Никогда не хныкаем, не сидим без дела мы,
Не страшны нам кручи, топь и бурелом!
А потом опять припев. И все. Больше я еще не придумал.
— Качать Димуса! — крикнул Миша и вскочил.
— Объявляю песню нашей боевой, походной, — сказал звеньевой. — Кто «за»?
Конечно, все были «за». Снова уселись и стали разучивать песню. Пели долго, и бодрый, чуть хвастливый мотив летел над озером, сшибаясь с ветром, кружил над волнами, вмешиваясь в их звон.
Бились о камни волны. Всю ночь тревожно и хмуро рокотало таежное озеро.
А наутро у костра нашли записку:
3. Война продолжается
Записку нашел Миша.
Спали в это утро долго. Солнце уже поднялось над лесом, Лёня, выкупавшись, орал:
На лесных озерах мы встречаем зори,
И приятен очень у костра ночлег.
В этот момент Миша, возившийся у костра, крикнул коротко и тревожно:
— Ребята!
Он показал записку. Ее долго вертели в руках. Такая же бумажка, что и та, в саду, — листок, вырванный из записной книжки. Сверху двойная зеленая черта, ниже — обычная сеть клеток.
— Издевается! — сказал Лёня, перечитывая записку.
Миша пытался найти следы человека. Камень не сохранил их. Правда, у выхода из ущелья была примята трава, и видно, что недавно. Припавшие к земле стебли вели к тропке, а на ней уже ничего нельзя было разобрать.
— Что ж, — сказал Миша, хмуря свои широкие рыжеватые брови, — значит, война продолжается?
— Значит, будем воевать! — задорно отвечал Лёня.
— Факт, будем. Но, выходит, он нас догнал и нашел в лесу.
— Эх, прохлопали мы! — сказал Дима. — Он был тут — и мы не видели. Надо ночью дежурить.
— А лучше петлю такую придумать: он ступит, а она затянется, — предложил Вова.

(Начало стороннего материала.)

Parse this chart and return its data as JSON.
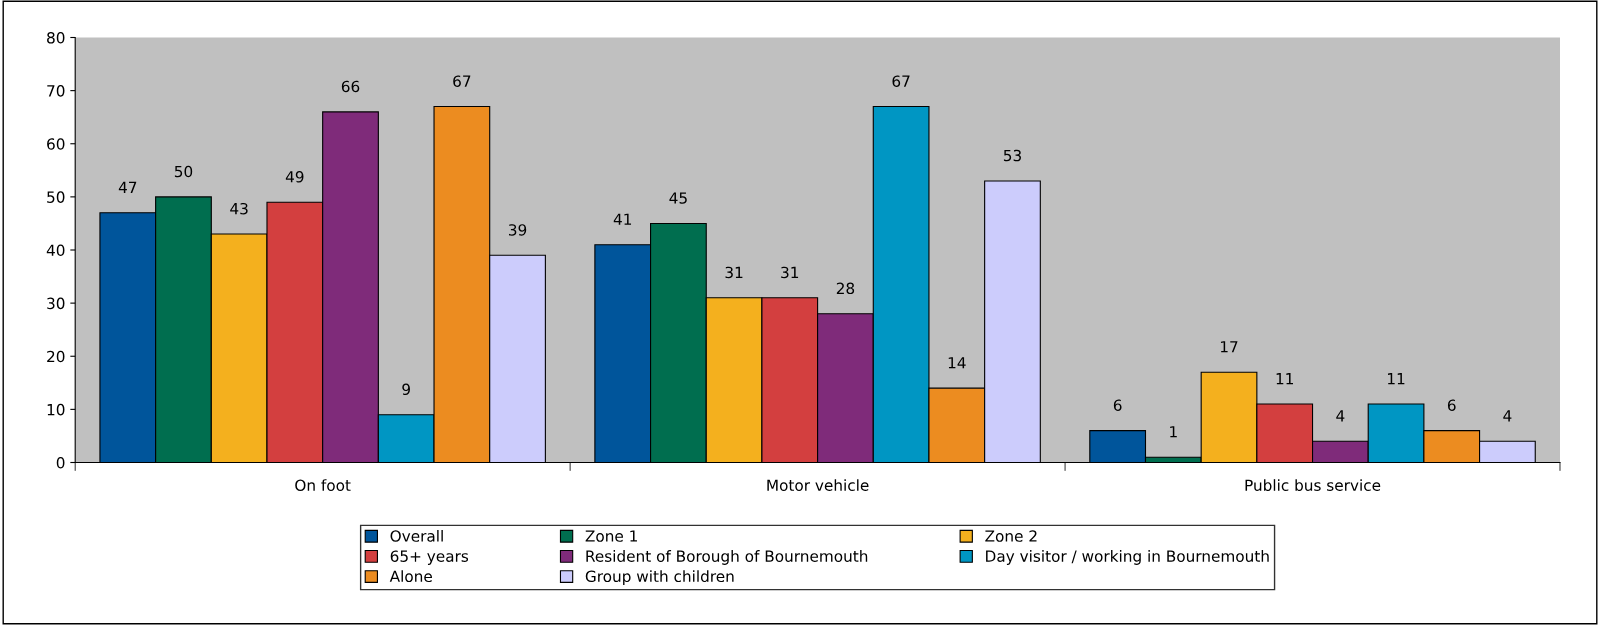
{
  "chart_data": {
    "type": "bar",
    "categories": [
      "On foot",
      "Motor vehicle",
      "Public bus service"
    ],
    "series": [
      {
        "name": "Overall",
        "color": "#00559b",
        "values": [
          47,
          41,
          6
        ]
      },
      {
        "name": "Zone 1",
        "color": "#006e4f",
        "values": [
          50,
          45,
          1
        ]
      },
      {
        "name": "Zone 2",
        "color": "#f4b01e",
        "values": [
          43,
          31,
          17
        ]
      },
      {
        "name": "65+ years",
        "color": "#d33f3f",
        "values": [
          49,
          31,
          11
        ]
      },
      {
        "name": "Resident of Borough of Bournemouth",
        "color": "#7f2b7a",
        "values": [
          66,
          28,
          4
        ]
      },
      {
        "name": "Day visitor / working in Bournemouth",
        "color": "#0096c3",
        "values": [
          9,
          67,
          11
        ]
      },
      {
        "name": "Alone",
        "color": "#ec8c20",
        "values": [
          67,
          14,
          6
        ]
      },
      {
        "name": "Group with children",
        "color": "#ccccfc",
        "values": [
          39,
          53,
          4
        ]
      }
    ],
    "ylim": [
      0,
      80
    ],
    "yticks": [
      0,
      10,
      20,
      30,
      40,
      50,
      60,
      70,
      80
    ],
    "grid": false,
    "legend": "bottom",
    "data_labels": true
  }
}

Но его мысль почему-то отвергли.
Было не по себе от того, что кто-то следит за ними, выискивает, находит и все о них знает. Может, вот и сейчас из-за кустов, что прилепились на прибрежной скале, пара глаз наблюдает за ними…
Только очень нужно
Смелым быть и дружным!.. —
неожиданно и громко запел Лёня, и все оживились.